Постройка знаменитаго дождевого завода, над которым смеялись лондонские электротехники, подвигалась тем временем быстро вперед. Никто из рабочих не понимал для чего будет служить та или иная часть гигантских сооружений, и все только слепо исполняли данныя приказания. Работами непосредственно заведывал инженер, еще довольно молодой человек, тоже иностранец, полезовавшийся, заметно, полным доверием Гаукинса.
Мало-по-малу все привыкли к работам доктора и перестали ими интересоваться, работы между тем продолжались и продолжались, и скоро делу было суждено разъясниться самым неожиданным образом.

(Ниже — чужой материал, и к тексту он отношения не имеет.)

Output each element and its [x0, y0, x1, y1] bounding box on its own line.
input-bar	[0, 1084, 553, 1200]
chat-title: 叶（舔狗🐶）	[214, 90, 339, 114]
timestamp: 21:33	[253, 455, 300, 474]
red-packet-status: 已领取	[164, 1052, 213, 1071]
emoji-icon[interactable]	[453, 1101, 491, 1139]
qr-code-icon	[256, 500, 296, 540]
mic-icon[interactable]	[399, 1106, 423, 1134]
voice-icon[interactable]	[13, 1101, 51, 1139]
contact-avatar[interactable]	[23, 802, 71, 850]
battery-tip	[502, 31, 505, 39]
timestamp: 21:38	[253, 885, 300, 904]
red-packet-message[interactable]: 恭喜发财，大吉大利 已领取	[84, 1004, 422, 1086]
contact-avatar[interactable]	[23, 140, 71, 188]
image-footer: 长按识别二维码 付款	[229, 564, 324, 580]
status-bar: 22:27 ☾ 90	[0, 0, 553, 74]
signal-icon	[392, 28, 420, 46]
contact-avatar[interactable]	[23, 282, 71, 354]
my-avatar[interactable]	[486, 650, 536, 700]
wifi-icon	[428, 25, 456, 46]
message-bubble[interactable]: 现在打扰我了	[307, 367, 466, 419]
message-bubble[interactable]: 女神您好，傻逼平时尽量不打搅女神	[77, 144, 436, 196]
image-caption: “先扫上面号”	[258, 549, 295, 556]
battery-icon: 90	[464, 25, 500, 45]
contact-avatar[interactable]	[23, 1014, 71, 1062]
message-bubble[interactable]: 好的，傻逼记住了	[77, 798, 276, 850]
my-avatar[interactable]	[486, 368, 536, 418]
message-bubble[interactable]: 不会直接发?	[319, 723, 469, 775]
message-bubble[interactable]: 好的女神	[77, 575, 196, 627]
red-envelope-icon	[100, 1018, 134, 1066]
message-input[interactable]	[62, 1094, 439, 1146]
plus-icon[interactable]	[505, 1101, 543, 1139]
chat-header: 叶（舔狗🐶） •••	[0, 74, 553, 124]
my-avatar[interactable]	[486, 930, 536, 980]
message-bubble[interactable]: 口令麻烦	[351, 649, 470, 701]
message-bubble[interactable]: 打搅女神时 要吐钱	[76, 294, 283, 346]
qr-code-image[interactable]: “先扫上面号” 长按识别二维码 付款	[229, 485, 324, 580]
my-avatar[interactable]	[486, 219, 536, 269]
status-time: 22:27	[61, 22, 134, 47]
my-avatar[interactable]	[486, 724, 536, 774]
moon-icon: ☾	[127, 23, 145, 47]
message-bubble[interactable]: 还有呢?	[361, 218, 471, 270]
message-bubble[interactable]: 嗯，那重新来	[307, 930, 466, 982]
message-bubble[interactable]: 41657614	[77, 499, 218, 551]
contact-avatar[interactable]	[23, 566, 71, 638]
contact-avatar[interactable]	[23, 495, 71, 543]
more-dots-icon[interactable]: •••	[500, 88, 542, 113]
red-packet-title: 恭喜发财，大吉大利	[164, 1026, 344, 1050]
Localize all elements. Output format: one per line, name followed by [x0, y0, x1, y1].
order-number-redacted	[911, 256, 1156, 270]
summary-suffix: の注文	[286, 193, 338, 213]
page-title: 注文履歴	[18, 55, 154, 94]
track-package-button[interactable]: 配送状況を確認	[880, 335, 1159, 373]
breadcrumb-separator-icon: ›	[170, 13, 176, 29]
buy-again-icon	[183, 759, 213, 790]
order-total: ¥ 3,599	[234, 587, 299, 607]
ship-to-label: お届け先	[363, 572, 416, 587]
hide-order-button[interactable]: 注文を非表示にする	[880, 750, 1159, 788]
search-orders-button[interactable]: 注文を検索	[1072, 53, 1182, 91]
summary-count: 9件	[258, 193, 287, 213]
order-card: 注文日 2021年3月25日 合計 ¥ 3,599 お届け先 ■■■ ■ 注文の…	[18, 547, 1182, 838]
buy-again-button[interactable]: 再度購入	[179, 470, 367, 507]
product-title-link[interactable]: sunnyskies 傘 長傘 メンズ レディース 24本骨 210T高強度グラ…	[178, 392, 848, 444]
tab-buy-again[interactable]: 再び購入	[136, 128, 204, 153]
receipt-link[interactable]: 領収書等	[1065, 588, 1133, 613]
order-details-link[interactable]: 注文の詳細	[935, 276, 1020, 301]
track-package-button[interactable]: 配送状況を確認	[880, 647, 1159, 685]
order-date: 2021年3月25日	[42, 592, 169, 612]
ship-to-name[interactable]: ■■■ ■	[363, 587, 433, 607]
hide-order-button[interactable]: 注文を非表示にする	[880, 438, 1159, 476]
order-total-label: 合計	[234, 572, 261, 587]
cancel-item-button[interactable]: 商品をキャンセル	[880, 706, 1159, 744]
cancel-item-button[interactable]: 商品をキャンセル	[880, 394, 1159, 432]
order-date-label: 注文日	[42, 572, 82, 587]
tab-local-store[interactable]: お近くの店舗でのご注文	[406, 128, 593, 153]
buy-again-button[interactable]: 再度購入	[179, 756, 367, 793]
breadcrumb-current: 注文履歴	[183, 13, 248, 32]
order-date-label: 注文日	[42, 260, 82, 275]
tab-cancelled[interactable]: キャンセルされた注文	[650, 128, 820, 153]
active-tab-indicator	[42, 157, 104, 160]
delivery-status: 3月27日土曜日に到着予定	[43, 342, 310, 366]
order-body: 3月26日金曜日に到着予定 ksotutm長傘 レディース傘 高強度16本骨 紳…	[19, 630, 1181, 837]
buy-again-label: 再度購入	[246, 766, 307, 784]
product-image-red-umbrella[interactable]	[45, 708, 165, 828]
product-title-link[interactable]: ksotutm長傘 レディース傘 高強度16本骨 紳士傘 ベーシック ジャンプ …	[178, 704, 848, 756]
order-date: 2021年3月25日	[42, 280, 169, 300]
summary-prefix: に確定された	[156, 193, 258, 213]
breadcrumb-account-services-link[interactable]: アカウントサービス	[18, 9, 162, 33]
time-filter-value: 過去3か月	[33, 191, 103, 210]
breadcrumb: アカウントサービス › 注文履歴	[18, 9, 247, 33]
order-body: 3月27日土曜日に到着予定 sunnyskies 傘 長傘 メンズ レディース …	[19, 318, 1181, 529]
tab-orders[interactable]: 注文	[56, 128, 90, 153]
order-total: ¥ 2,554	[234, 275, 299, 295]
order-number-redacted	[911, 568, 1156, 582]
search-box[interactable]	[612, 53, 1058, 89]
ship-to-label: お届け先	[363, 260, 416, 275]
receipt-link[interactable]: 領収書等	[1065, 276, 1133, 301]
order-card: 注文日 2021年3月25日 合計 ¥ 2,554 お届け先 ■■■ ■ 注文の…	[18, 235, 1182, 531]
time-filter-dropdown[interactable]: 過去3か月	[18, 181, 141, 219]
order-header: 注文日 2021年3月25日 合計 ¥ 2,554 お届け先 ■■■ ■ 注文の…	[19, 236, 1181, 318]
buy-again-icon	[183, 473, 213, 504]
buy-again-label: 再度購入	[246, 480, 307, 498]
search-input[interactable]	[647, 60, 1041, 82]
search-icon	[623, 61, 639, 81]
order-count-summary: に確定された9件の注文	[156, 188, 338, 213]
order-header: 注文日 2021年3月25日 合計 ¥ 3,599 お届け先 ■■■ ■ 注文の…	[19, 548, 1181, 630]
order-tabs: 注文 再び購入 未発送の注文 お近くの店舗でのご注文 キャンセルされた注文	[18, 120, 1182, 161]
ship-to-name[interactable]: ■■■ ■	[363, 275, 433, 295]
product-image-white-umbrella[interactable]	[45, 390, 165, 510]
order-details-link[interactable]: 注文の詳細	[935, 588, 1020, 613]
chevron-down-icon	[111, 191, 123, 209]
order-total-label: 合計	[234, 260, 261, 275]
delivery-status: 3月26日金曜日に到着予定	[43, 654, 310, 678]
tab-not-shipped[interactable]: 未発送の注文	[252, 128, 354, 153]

Вечером того же дня, в который произошел описанный в предыдущей главе разговор в вагоне о планете Марс, оба иностранца имели продолжительную беседу с доктором Гаукинсом.
— Ну, вот, Виктор Павлович, — говорил инженер, — наши работы и кончены. Теперь дело осталось только за мелочами. Через месяц Марс будет в положении, когда нам как раз и нужно будет махнуть на него.
— Все это хорошо, хорошо, а только не годится так делать, как Шведов. За каким чортом ему понадобилась эта женщина? Чтобы разболтала всем?
— Во-первых, Виктор Павлович, — отвечал помощник инженера, это — не женщина, а молодая, девушка, во-вторых, она никому ничего не скажет уже потому, что сама полетит с нами.
— Да на что она нам нужна? Куда, лучше-бы было полететь втроем! А то поднимет визг, поразвесит по всему судну свои юбки, а там еще окажется в интересном положении… Возись тогда с нею!
— Виктор Павлович! Побойтесь Бога! Она еще барышня.
— Барышня, барышня! Все оне такия! В гимназии до квадратных уравнений еще не дойдет, а уж заведет альбом с любовными стихами!..
— Ну, перестаньте ворчать, Виктор Павлович — сказал инженер: — что сделано, того не воротишь. Я думаю, что нам опасаться не следует: лицо этой англичанки такое симпатичное, что невольно внушает доверие.
— Да пусть летит, мне все равно! Я боюсь только одного, как-бы она не разболтала по всему Лондону прежде, чем мы тронемся с места. А Лессинг и явится тут как тут, и все дело погубит.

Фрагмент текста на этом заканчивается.